第34話 メイド喫茶

 今年の文化祭は濃い3日間だった。特に自分からやるようなものじゃない出し物に参加することが多かった気がする。


 ファッションショーは恥ずかしかったけど、モデルのように見せる動きというものが難しいことを知った。メイド喫茶に入ったのは初めてだったし、3年生のダンスパフォーマンスはキレのある格好いいダンスだった。最後の日にやった愛してるゲームなんて、顔から火が出るほど恥ずかしかったけど、想いを互いにぶつける事ができた。

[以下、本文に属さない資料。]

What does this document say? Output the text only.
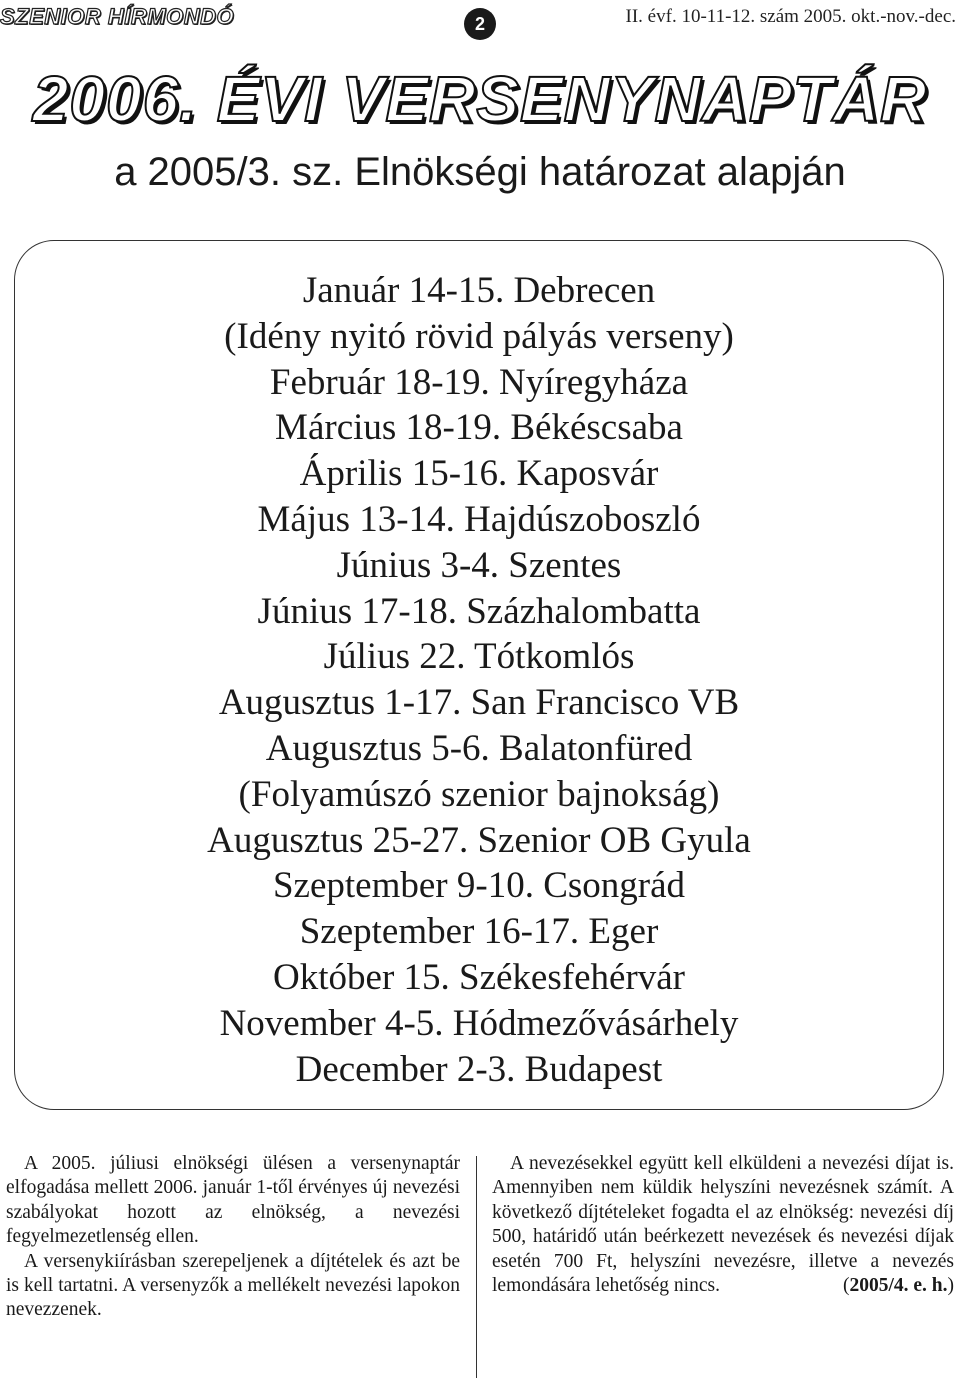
SZENIOR HÍRMONDÓ	2	II. évf. 10-11-12. szám 2005. okt.-nov.-dec.
2006. ÉVI VERSENYNAPTÁR
a 2005/3. sz. Elnökségi határozat alapján
Január 14-15. Debrecen
(Idény nyitó rövid pályás verseny)
Február 18-19. Nyíregyháza
Március 18-19. Békéscsaba
Április 15-16. Kaposvár
Május 13-14. Hajdúszoboszló
Június 3-4. Szentes
Június 17-18. Százhalombatta
Július 22. Tótkomlós
Augusztus 1-17. San Francisco VB
Augusztus 5-6. Balatonfüred
(Folyamúszó szenior bajnokság)
Augusztus 25-27. Szenior OB Gyula
Szeptember 9-10. Csongrád
Szeptember 16-17. Eger
Október 15. Székesfehérvár
November 4-5. Hódmezővásárhely
December 2-3. Budapest

A 2005. júliusi elnökségi ülésen a versenynaptár elfogadása mellett 2006. január 1-től érvényes új nevezési szabályokat hozott az elnökség, a nevezési fegyelmezetlenség ellen.

A versenykiírásban szerepeljenek a díjtételek és azt be is kell tartatni. A versenyzők a mellékelt nevezési lapokon nevezzenek.

A nevezésekkel együtt kell elküldeni a nevezési díjat is. Amennyiben nem küldik helyszíni nevezésnek számít. A következő díjtételeket fogadta el az elnökség: nevezési díj 500, határidő után beérkezett nevezések és nevezési díjak esetén 700 Ft, helyszíni nevezésre, illetve a nevezés lemondására lehetőség nincs.	(2005/4. e. h.)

 彼女達が聞いていたかは分からないけど、伝えた言葉を嘘にしない為にも、あと2人を見つけて過去に願った事を思い出す。


「でもあと2人。どこにいるのかな?」

「居ないんじゃない?」  

「今更だけどさ、君達は昔の友達に会いたいとかそういうの無いわけ?」

「え〜、だってパターンからしてさ絶対……ゆっ君好きな人が増えて不利になるだけじゃん」

「え? なんて?」

「あーもう! 馬鹿!」


 質問しただけでぶたれる。理不尽なり。僕の頬には、あかねにつけられたでっかい紅葉の跡ができた。


 今は学校の昼休み。昼食を食べている所なのだが、僕に用があるという他のクラスの人が現れた。

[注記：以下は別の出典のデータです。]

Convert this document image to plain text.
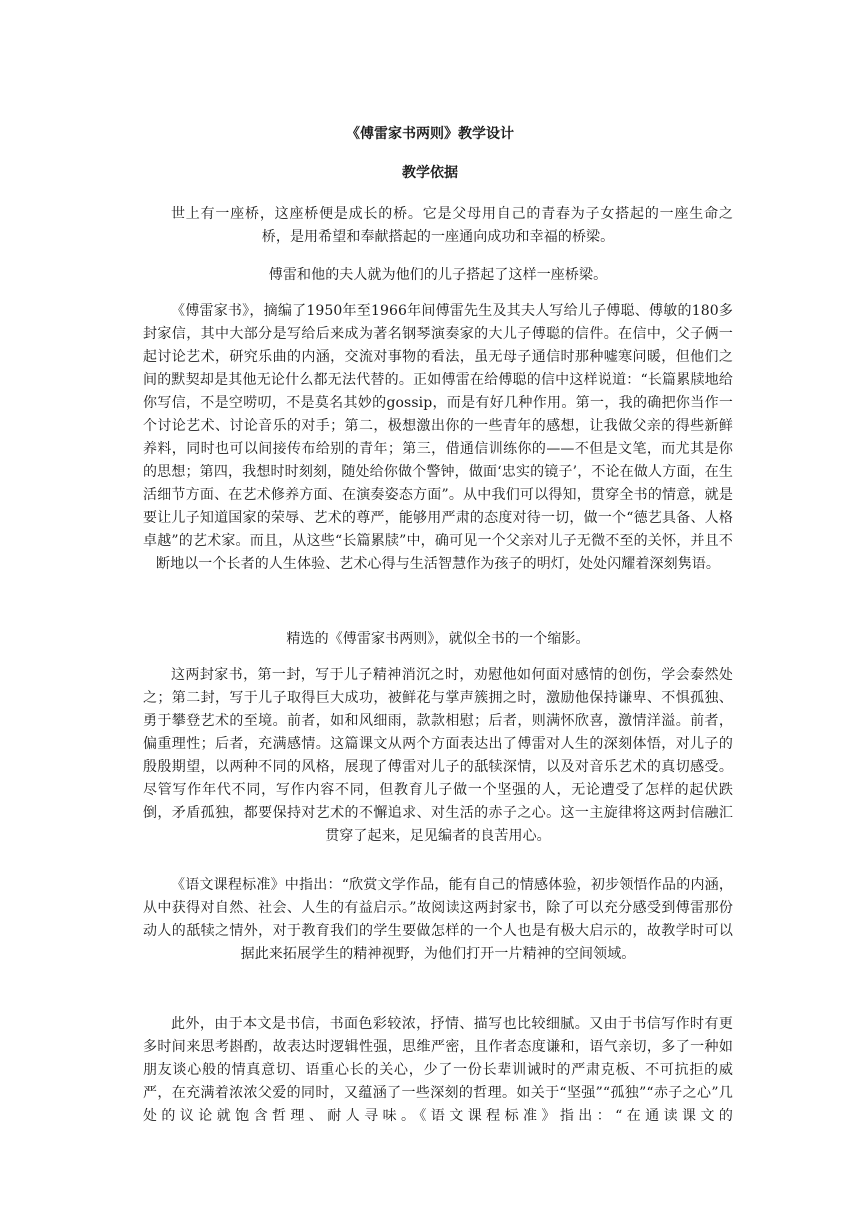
《傅雷家书两则》教学设计
教学依据

世上有一座桥，这座桥便是成长的桥。它是父母用自己的青春为子女搭起的一座生命之桥，是用希望和奉献搭起的一座通向成功和幸福的桥梁。

傅雷和他的夫人就为他们的儿子搭起了这样一座桥梁。

《傅雷家书》，摘编了1950年至1966年间傅雷先生及其夫人写给儿子傅聪、傅敏的180多封家信，其中大部分是写给后来成为著名钢琴演奏家的大儿子傅聪的信件。在信中，父子俩一起讨论艺术，研究乐曲的内涵，交流对事物的看法，虽无母子通信时那种嘘寒问暖，但他们之间的默契却是其他无论什么都无法代替的。正如傅雷在给傅聪的信中这样说道：“长篇累牍地给你写信，不是空唠叨，不是莫名其妙的gossip，而是有好几种作用。第一，我的确把你当作一个讨论艺术、讨论音乐的对手；第二，极想激出你的一些青年的感想，让我做父亲的得些新鲜养料，同时也可以间接传布给别的青年；第三，借通信训练你的——不但是文笔，而尤其是你的思想；第四，我想时时刻刻，随处给你做个警钟，做面‘忠实的镜子’，不论在做人方面，在生活细节方面、在艺术修养方面、在演奏姿态方面”。从中我们可以得知，贯穿全书的情意，就是要让儿子知道国家的荣辱、艺术的尊严，能够用严肃的态度对待一切，做一个“德艺具备、人格卓越”的艺术家。而且，从这些“长篇累牍”中，确可见一个父亲对儿子无微不至的关怀，并且不断地以一个长者的人生体验、艺术心得与生活智慧作为孩子的明灯，处处闪耀着深刻隽语。

精选的《傅雷家书两则》，就似全书的一个缩影。

这两封家书，第一封，写于儿子精神消沉之时，劝慰他如何面对感情的创伤，学会泰然处之；第二封，写于儿子取得巨大成功，被鲜花与掌声簇拥之时，激励他保持谦卑、不惧孤独、勇于攀登艺术的至境。前者，如和风细雨，款款相慰；后者，则满怀欣喜，激情洋溢。前者，偏重理性；后者，充满感情。这篇课文从两个方面表达出了傅雷对人生的深刻体悟，对儿子的殷殷期望，以两种不同的风格，展现了傅雷对儿子的舐犊深情，以及对音乐艺术的真切感受。尽管写作年代不同，写作内容不同，但教育儿子做一个坚强的人，无论遭受了怎样的起伏跌倒，矛盾孤独，都要保持对艺术的不懈追求、对生活的赤子之心。这一主旋律将这两封信融汇贯穿了起来，足见编者的良苦用心。

《语文课程标准》中指出：“欣赏文学作品，能有自己的情感体验，初步领悟作品的内涵，从中获得对自然、社会、人生的有益启示。”故阅读这两封家书，除了可以充分感受到傅雷那份动人的舐犊之情外，对于教育我们的学生要做怎样的一个人也是有极大启示的，故教学时可以据此来拓展学生的精神视野，为他们打开一片精神的空间领域。

此外，由于本文是书信，书面色彩较浓，抒情、描写也比较细腻。又由于书信写作时有更多时间来思考斟酌，故表达时逻辑性强，思维严密，且作者态度谦和，语气亲切，多了一种如朋友谈心般的情真意切、语重心长的关心，少了一份长辈训诫时的严肃克板、不可抗拒的威严，在充满着浓浓父爱的同时，又蕴涵了一些深刻的哲理。如关于“坚强”“孤独”“赤子之心”几处的议论就饱含哲理、耐人寻味。《语文课程标准》指出：“在通读课文的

「えっと、僕になんの用ですか? って、貴方は執事メイド喫茶の」

「あの時は〜。ご迷惑おかけしました〜。もしよろしければこれを」


 渡されたのは、本物のメイド喫茶の割引券だった。


「よろしかったら〜、私のバイト先にお友達と一緒にいらしてください。あの時は、他のお客様のせいで迷惑かけたからプレゼント!」


 割引券を貰ったあと、渡しに来た文化祭の時の執事メイド喫茶の人は去って行った。その人は、あの時と同じくどっかで見たことあるけど思い出せない歯がゆい感じがあった。


 その後、皆に何の話をしていたか聞かれた。せっかく貰ったのに行かないのは失礼と思い、皆を誘ってメイド喫茶という未知の領域に足を踏み入れてみることにした。


 輝色きいろちゃんは、この話を聞きとても嬉しそうな顔をしていた。しかし、そういうお店に行ったことがないあかねは、皆で行くならと参加してくれたのだった。




 ☆☆☆




 という訳で休日の土曜日。今日であれば部活動は休みという事らしい。皆の予定を合わせて行けるようにしたのだ。


「お待たせしました」

「やっほー、おはよう」


 待ちあわせ場所に来たのは、僕と輝色きいろちゃんにあかねりょうも彼女たちの後に到着した。


 集まったところで、割引券にも載っているメイド喫茶のお店に向かう。


「ていうか、意外だな。ゆうがメイド喫茶行きたいって言った時は驚いた」

「やりたいことを見つけるには、やったこと無い事や行ったことがない場所に転がっているかもと思って」

「変わったな。前のように、つまらなそうな顔はもう微塵も無くなった感じがする。いい事でもあったのか? って見れば分かるけど。いつからモテだしたんだ?」


 りょうは、僕の片腕を掴んでいるあかね輝色きいろちゃんを見て質問した。


「あはは、なんというか僕も信じられないんだけどね。幼稚園の頃からの友達、でした」


 乾いた笑い方をしながら話すと、りょうは焦った顔になる。


「へ、へえ~。よ、幼稚園の頃か。よく覚え、てるな」

「いや、覚えているというより蘇ってるっていう方が正しいかな。夢で見たりしてるから」


 過去のことを思い出してきていることに驚いているように見えるりょう。しかし、気のせいだろうと思い、話を続けた。


「あ、そういえば遅くなったけど、輝色きいろちゃんに言われた通り、母さんに聞いたらさ確かに頭に怪我をして倒れてた時があったって」

「え? 誰かにやられたの?」

「体が弱かったし階段付近で見つかったから、よろけて転けたんじゃないかって。その時、例の星を見て終わった後の帰り、階段付近で倒れたの見つけたみたいだから」

「じゃあ、その時の衝撃で記憶を失っていたのね」

「恐らくだけどね」


 母さんの話では、僕が過去に星に願い事をした場所。星空の下という丘に女の子含め5人であの場所に行った。そしてその丘は、階段で登るようになっていて、帰りもそこで降りるようなっている。そこで、転けて倒れて頭をうったというらしい。


 これで僕が、過去の記憶を思い出しにくかった原因が分かったのだった。